Two senior exits where we are unaware of their next role are Michael Uhouse and Erik Savi. Uhouse exited his role as MD and head of US and LatAm infra at Scotiabank as the lender shifts focus from infrastructure to leveraged finance. Savi in March exited BlackRock where he was MD and global head of infra debt.
And there’s always financial advisory…
There has been an interesting level of activity, particularly among boutique advisory firms – though still a fair amount among more established players.
On the boutique side, Netherlands-based specialist financial advisory firm Green Giraffe opened a US office with a senior hire from one of its local partners. Randy Male is leading the US team from Green Giraffe's new Boston office, having joined from Bostonia Partners. The team is expected to be built out from the European teams as well as local hires.

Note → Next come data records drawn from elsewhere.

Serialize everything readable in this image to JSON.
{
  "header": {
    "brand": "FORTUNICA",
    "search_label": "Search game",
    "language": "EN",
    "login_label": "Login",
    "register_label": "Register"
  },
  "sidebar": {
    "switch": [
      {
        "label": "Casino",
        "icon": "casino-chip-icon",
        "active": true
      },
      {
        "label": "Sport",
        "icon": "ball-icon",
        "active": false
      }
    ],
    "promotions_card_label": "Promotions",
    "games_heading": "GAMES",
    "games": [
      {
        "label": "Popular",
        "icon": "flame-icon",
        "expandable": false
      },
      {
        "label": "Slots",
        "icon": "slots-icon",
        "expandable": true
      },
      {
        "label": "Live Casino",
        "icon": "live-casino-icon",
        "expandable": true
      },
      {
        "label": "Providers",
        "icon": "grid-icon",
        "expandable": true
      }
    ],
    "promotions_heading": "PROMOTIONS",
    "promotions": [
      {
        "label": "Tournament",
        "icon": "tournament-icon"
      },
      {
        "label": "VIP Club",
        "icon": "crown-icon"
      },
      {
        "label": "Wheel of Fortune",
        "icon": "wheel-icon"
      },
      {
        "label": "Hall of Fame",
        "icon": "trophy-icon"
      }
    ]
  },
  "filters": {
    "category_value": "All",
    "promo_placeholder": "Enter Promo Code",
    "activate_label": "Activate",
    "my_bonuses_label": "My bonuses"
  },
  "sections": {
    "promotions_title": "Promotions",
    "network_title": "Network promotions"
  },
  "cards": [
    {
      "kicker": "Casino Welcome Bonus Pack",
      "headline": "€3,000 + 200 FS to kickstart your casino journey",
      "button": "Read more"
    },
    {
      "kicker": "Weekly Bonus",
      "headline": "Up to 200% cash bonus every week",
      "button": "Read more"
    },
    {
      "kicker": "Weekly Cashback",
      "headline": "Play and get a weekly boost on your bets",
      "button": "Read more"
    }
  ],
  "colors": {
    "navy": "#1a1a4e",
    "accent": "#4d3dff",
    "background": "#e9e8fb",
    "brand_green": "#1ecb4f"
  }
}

Rubicon Infrastructure Advisors concluded an associate director hire in New York – the latest in an impressive spate of recruitment successes. This latest development sees Stephanie Annerose leave her role as investment manager at IDB Invest in Washington DC to join Rubicon in NY.
Marathon Capital hired Diana Drysdale as senior managing director to focus on power and utility coverage based in NY, joining from PSEG Power Ventures where she was a president, responsible for strategic growth and operations of unregulated renewables assets, energy storage, offshore wind and solar.

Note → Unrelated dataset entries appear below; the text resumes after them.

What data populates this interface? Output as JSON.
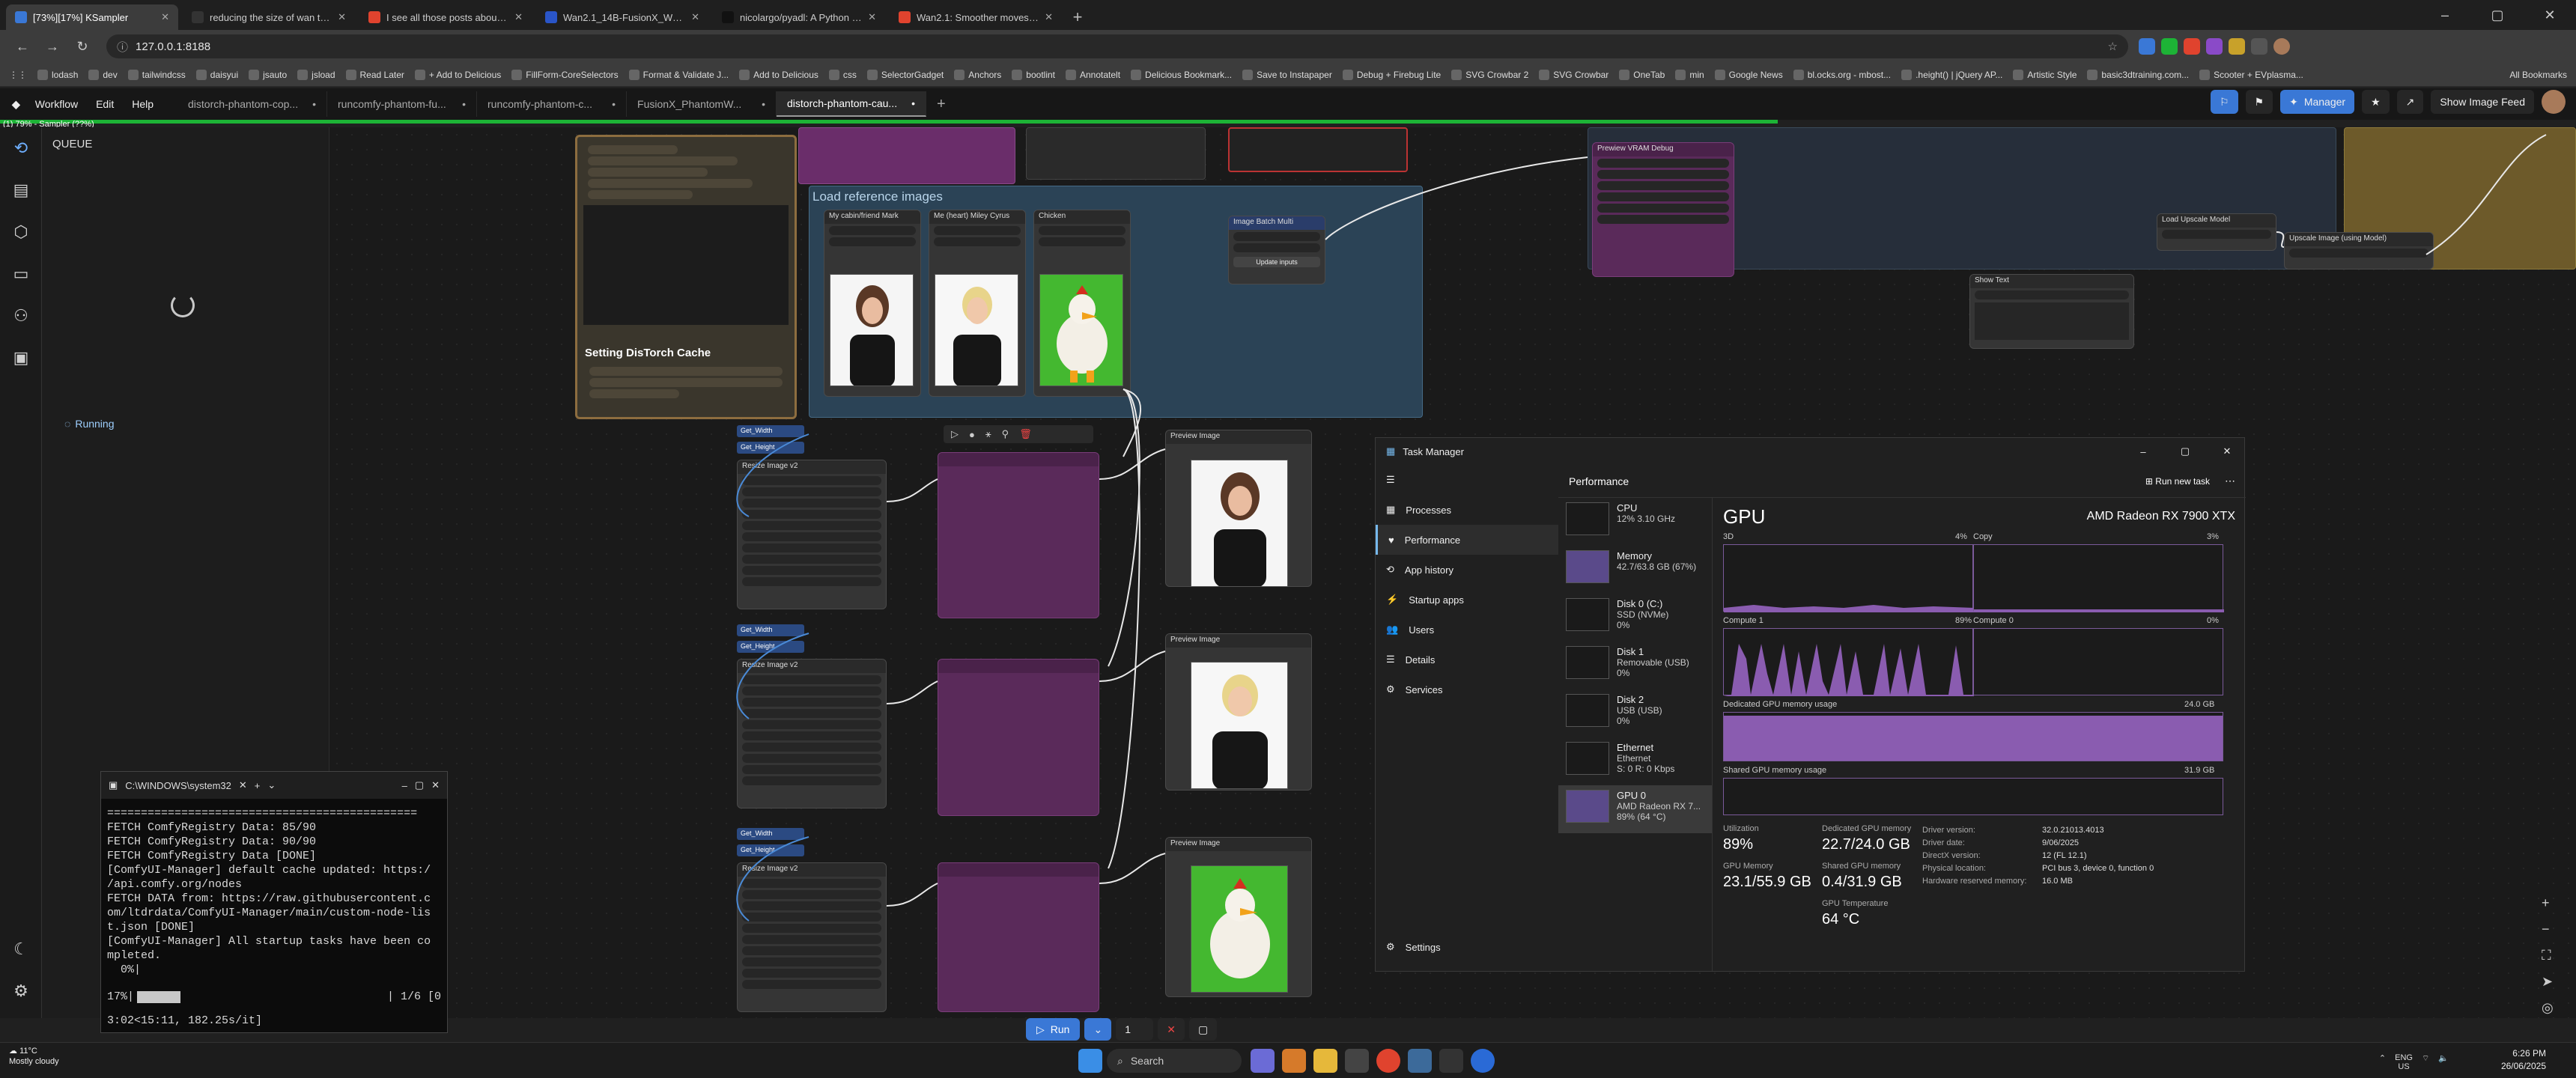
{
  "browser": {
    "tabs": [
      {
        "title": "[73%][17%] KSampler",
        "active": true,
        "fav": "#3a78d6"
      },
      {
        "title": "reducing the size of wan t2v Fu",
        "active": false,
        "fav": "#333"
      },
      {
        "title": "I see all those posts about Fu",
        "active": false,
        "fav": "#e0432e"
      },
      {
        "title": "Wan2.1_14B-FusionX_Workflo",
        "active": false,
        "fav": "#2a55c8"
      },
      {
        "title": "nicolargo/pyadl: A Python wrap",
        "active": false,
        "fav": "#111"
      },
      {
        "title": "Wan2.1: Smoother moves and",
        "active": false,
        "fav": "#e0432e"
      }
    ],
    "url": "127.0.0.1:8188",
    "bookmarks": [
      "lodash",
      "dev",
      "tailwindcss",
      "daisyui",
      "jsauto",
      "jsload",
      "Read Later",
      "+ Add to Delicious",
      "FillForm-CoreSelectors",
      "Format & Validate J...",
      "Add to Delicious",
      "css",
      "SelectorGadget",
      "Anchors",
      "bootlint",
      "Annotatelt",
      "Delicious Bookmark...",
      "Save to Instapaper",
      "Debug + Firebug Lite",
      "SVG Crowbar 2",
      "SVG Crowbar",
      "OneTab",
      "min",
      "Google News",
      "bl.ocks.org - mbost...",
      ".height() | jQuery AP...",
      "Artistic Style",
      "basic3dtraining.com...",
      "Scooter + EVplasma..."
    ],
    "all_bookmarks": "All Bookmarks"
  },
  "comfy": {
    "menu": [
      "Workflow",
      "Edit",
      "Help"
    ],
    "workflow_tabs": [
      "distorch-phantom-cop...",
      "runcomfy-phantom-fu...",
      "runcomfy-phantom-c...",
      "FusionX_PhantomW...",
      "distorch-phantom-cau..."
    ],
    "status": "(1) 79% - Sampler (??%)",
    "manager_label": "Manager",
    "feed_label": "Show Image Feed",
    "queue_title": "QUEUE",
    "running_label": "Running",
    "run_label": "Run",
    "run_count": "1",
    "progress": 0.69
  },
  "canvas": {
    "note_title": "Setting DisTorch Cache",
    "load_group": "Load reference images",
    "load_nodes": [
      "My cabin/friend Mark",
      "Me (heart) Miley Cyrus",
      "Chicken"
    ],
    "batch_node": "Image Batch Multi",
    "batch_button": "Update inputs",
    "preview_label": "Preview Image",
    "resize_label": "Resize Image v2",
    "get_width": "Get_Width",
    "get_height": "Get_Height",
    "vram_node": "Prewiew VRAM Debug",
    "upscale_loader": "Load Upscale Model",
    "upscale_node": "Upscale Image (using Model)",
    "show_text": "Show Text"
  },
  "terminal": {
    "title": "C:\\WINDOWS\\system32",
    "lines": [
      "==============================================",
      "FETCH ComfyRegistry Data: 85/90",
      "FETCH ComfyRegistry Data: 90/90",
      "FETCH ComfyRegistry Data [DONE]",
      "[ComfyUI-Manager] default cache updated: https:/",
      "/api.comfy.org/nodes",
      "FETCH DATA from: https://raw.githubusercontent.c",
      "om/ltdrdata/ComfyUI-Manager/main/custom-node-lis",
      "t.json [DONE]",
      "[ComfyUI-Manager] All startup tasks have been co",
      "mpleted.",
      "  0%|"
    ],
    "progress_pct": "17%|",
    "progress_steps": "| 1/6 [0",
    "progress_time": "3:02<15:11, 182.25s/it]",
    "progress_fraction": 0.17
  },
  "taskmgr": {
    "title": "Task Manager",
    "nav": [
      "Processes",
      "Performance",
      "App history",
      "Startup apps",
      "Users",
      "Details",
      "Services"
    ],
    "settings": "Settings",
    "header": "Performance",
    "run_task": "Run new task",
    "perf_items": [
      {
        "name": "CPU",
        "sub": "12% 3.10 GHz"
      },
      {
        "name": "Memory",
        "sub": "42.7/63.8 GB (67%)"
      },
      {
        "name": "Disk 0 (C:)",
        "sub": "SSD (NVMe)",
        "val": "0%"
      },
      {
        "name": "Disk 1",
        "sub": "Removable (USB)",
        "val": "0%"
      },
      {
        "name": "Disk 2",
        "sub": "USB (USB)",
        "val": "0%"
      },
      {
        "name": "Ethernet",
        "sub": "Ethernet",
        "val": "S: 0 R: 0 Kbps"
      },
      {
        "name": "GPU 0",
        "sub": "AMD Radeon RX 7...",
        "val": "89% (64 °C)"
      }
    ],
    "gpu_title": "GPU",
    "gpu_model": "AMD Radeon RX 7900 XTX",
    "graphs": {
      "3d": {
        "label": "3D",
        "pct": "4%"
      },
      "copy": {
        "label": "Copy",
        "pct": "3%"
      },
      "compute1": {
        "label": "Compute 1",
        "pct": "89%"
      },
      "compute0": {
        "label": "Compute 0",
        "pct": "0%"
      }
    },
    "dedicated_label": "Dedicated GPU memory usage",
    "dedicated_max": "24.0 GB",
    "shared_label": "Shared GPU memory usage",
    "shared_max": "31.9 GB",
    "dedicated_fraction": 0.94,
    "stats": {
      "utilization_label": "Utilization",
      "utilization": "89%",
      "gpu_memory_label": "GPU Memory",
      "gpu_memory": "23.1/55.9 GB",
      "dedicated_label": "Dedicated GPU memory",
      "dedicated": "22.7/24.0 GB",
      "shared_label": "Shared GPU memory",
      "shared": "0.4/31.9 GB",
      "temp_label": "GPU Temperature",
      "temp": "64 °C"
    },
    "info": [
      [
        "Driver version:",
        "32.0.21013.4013"
      ],
      [
        "Driver date:",
        "9/06/2025"
      ],
      [
        "DirectX version:",
        "12 (FL 12.1)"
      ],
      [
        "Physical location:",
        "PCI bus 3, device 0, function 0"
      ],
      [
        "Hardware reserved memory:",
        "16.0 MB"
      ]
    ]
  },
  "taskbar": {
    "temp": "11°C",
    "weather": "Mostly cloudy",
    "search": "Search",
    "lang": "ENG",
    "region": "US",
    "time": "6:26 PM",
    "date": "26/06/2025"
  },
  "colors": {
    "accent": "#3a78d6",
    "progress": "#1db336",
    "purple": "#5a2a5a"
  }
}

On the more established front, Craig Forrest is relocating from London to Toronto to drive an uptick in Arup involvement as a technical and financial adviser in the Canadian market, as well the wider Americas. He will manage a team of 500+ across the infra, property and advisory divisions with plans for further expansion. Forrest’s direct report is to Andy Howard, chairman of Arup Americas.

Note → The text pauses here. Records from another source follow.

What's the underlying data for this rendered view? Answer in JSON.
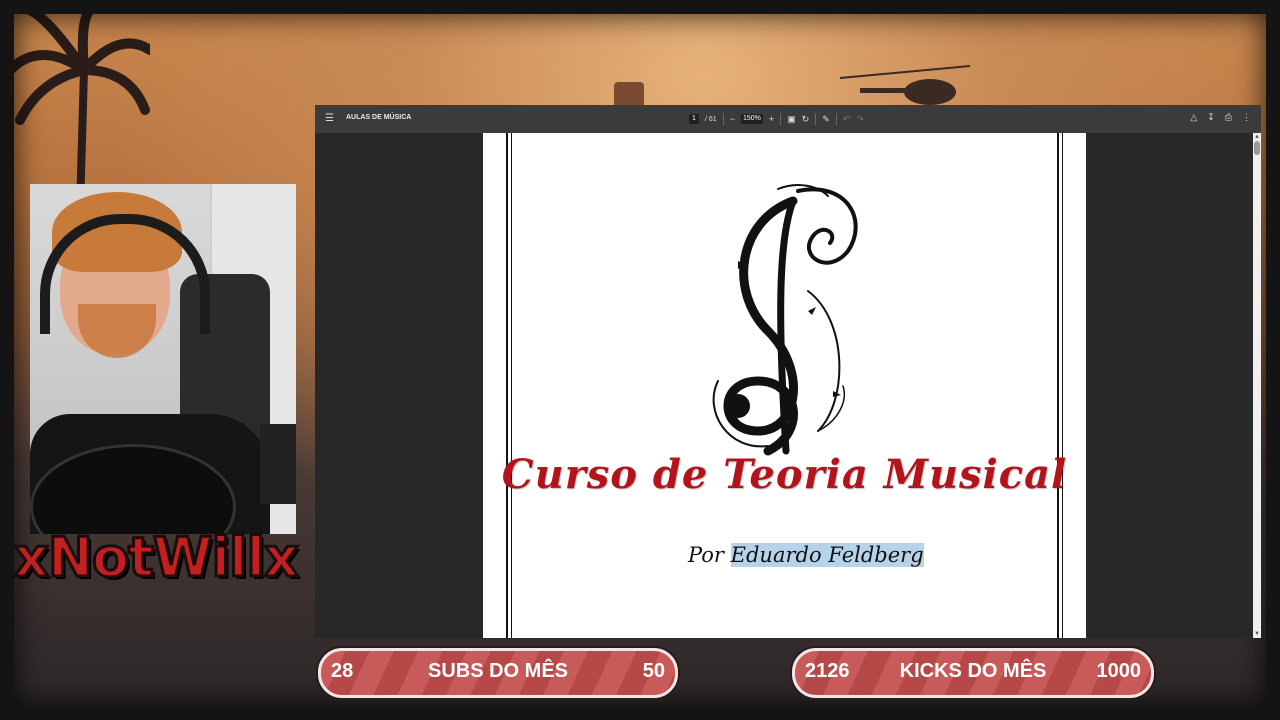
{
  "streamer": {
    "name": "xNotWillx"
  },
  "pdf_viewer": {
    "title": "AULAS DE MÚSICA",
    "current_page": "1",
    "total_pages": "/ 61",
    "zoom": "150%",
    "icons": {
      "menu": "menu-icon",
      "zoom_out": "minus-icon",
      "zoom_in": "plus-icon",
      "fit": "fit-page-icon",
      "rotate": "rotate-icon",
      "annotate": "annotate-icon",
      "undo": "undo-icon",
      "redo": "redo-icon",
      "drive": "drive-icon",
      "download": "download-icon",
      "print": "print-icon",
      "more": "more-vertical-icon"
    },
    "document": {
      "title": "Curso de Teoria Musical",
      "author_prefix": "Por",
      "author_name": "Eduardo Feldberg"
    }
  },
  "goals": [
    {
      "current": "28",
      "label": "SUBS DO MÊS",
      "target": "50"
    },
    {
      "current": "2126",
      "label": "KICKS DO MÊS",
      "target": "1000"
    }
  ],
  "colors": {
    "accent_red": "#c41f1f",
    "title_red": "#b3141c",
    "goal_bar": "#c95a5a",
    "selection": "#b7d3ea"
  }
}
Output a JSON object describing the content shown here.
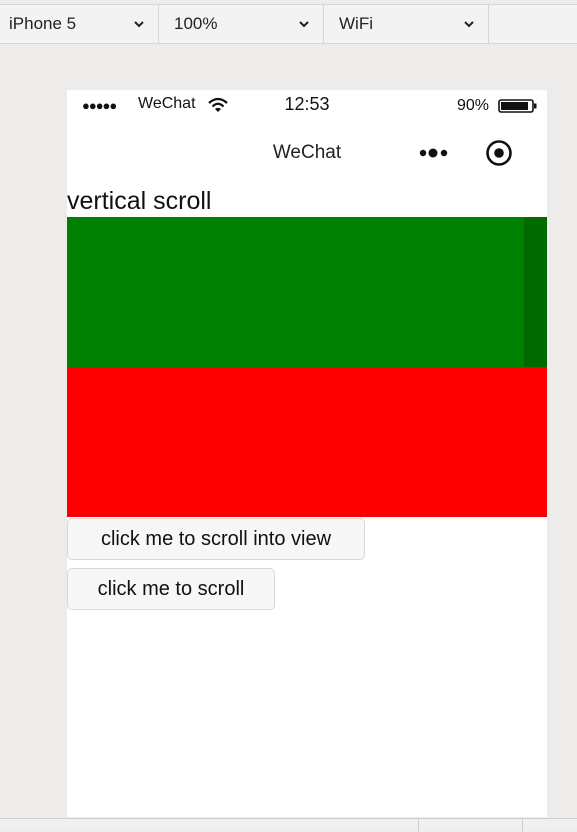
{
  "toolbar": {
    "device": "iPhone 5",
    "zoom": "100%",
    "network": "WiFi"
  },
  "status_bar": {
    "signal": "●●●●●",
    "carrier": "WeChat",
    "time": "12:53",
    "battery": "90%",
    "battery_level": 0.9
  },
  "nav": {
    "title": "WeChat"
  },
  "page": {
    "section_title": "vertical scroll",
    "scroll_blocks": [
      {
        "color": "#008000"
      },
      {
        "color": "#ff0000"
      }
    ],
    "buttons": {
      "scroll_into_view": "click me to scroll into view",
      "scroll": "click me to scroll"
    }
  },
  "colors": {
    "background": "#edecea",
    "phone_bg": "#ffffff",
    "green": "#008000",
    "red": "#ff0000"
  },
  "icons": [
    "chevron-down-icon",
    "wifi-icon",
    "battery-icon",
    "more-icon",
    "record-icon"
  ]
}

This is the second significant mover by Arup which in November 2018 hired former Meridiam European COO Tim Treharne as a principal in its NY office. Treharne is highly regarded in the financial advisory sector given his many years at KPMG.
Talking of which, David Ross joined KPMG’s infra deal advisory and strategy team as a manager in California. He joined from the US Trade and Development Agency where his last role was as country manager for south east Asia. KPMG also recently hired David Spector, a former director of the Colorado High Performance Transportation Enterprise (HPTE), who will be joining the same team as Ross at the firm.
Sticking with the Big 4, in January Ernst & Young Infrastructure Advisors brought on board a new MD with the hire of Sean Boyd from Skanska. He was with the developer and equity investor for more than 11 years, having initially trained as a lawyer at Allen & Overy.
Kurt Goddard was appointed to lead SNC-Lavalin Atkins’ rail and transit business in the US, leading efforts to expand the company’s footprint in key markets. He has more than 30 years’ experience in major civil infra development projects, including transport and telecoms for the private sector, federal government and the US military.
And finishing where we started, an O&G banker left GE Energy Financial Services to take on a new role at Lazard in Houston. Suresh Vasan started at Lazard in February as MD having worked at GE EFS for some 12 years in Houston, London and Dubai.
Phew, that’s done for another week…
Let’s leave it there. As has been demonstrated, there’s a healthy flow of activity in the recruitment markets across North America – and the above is only scratching the surface.
Renewable energy does seem to be leading the field with funds ramping up teams at the highest level – presumably to be supported by less senior hires in the months to come.
It’s a good time to be a head hunter.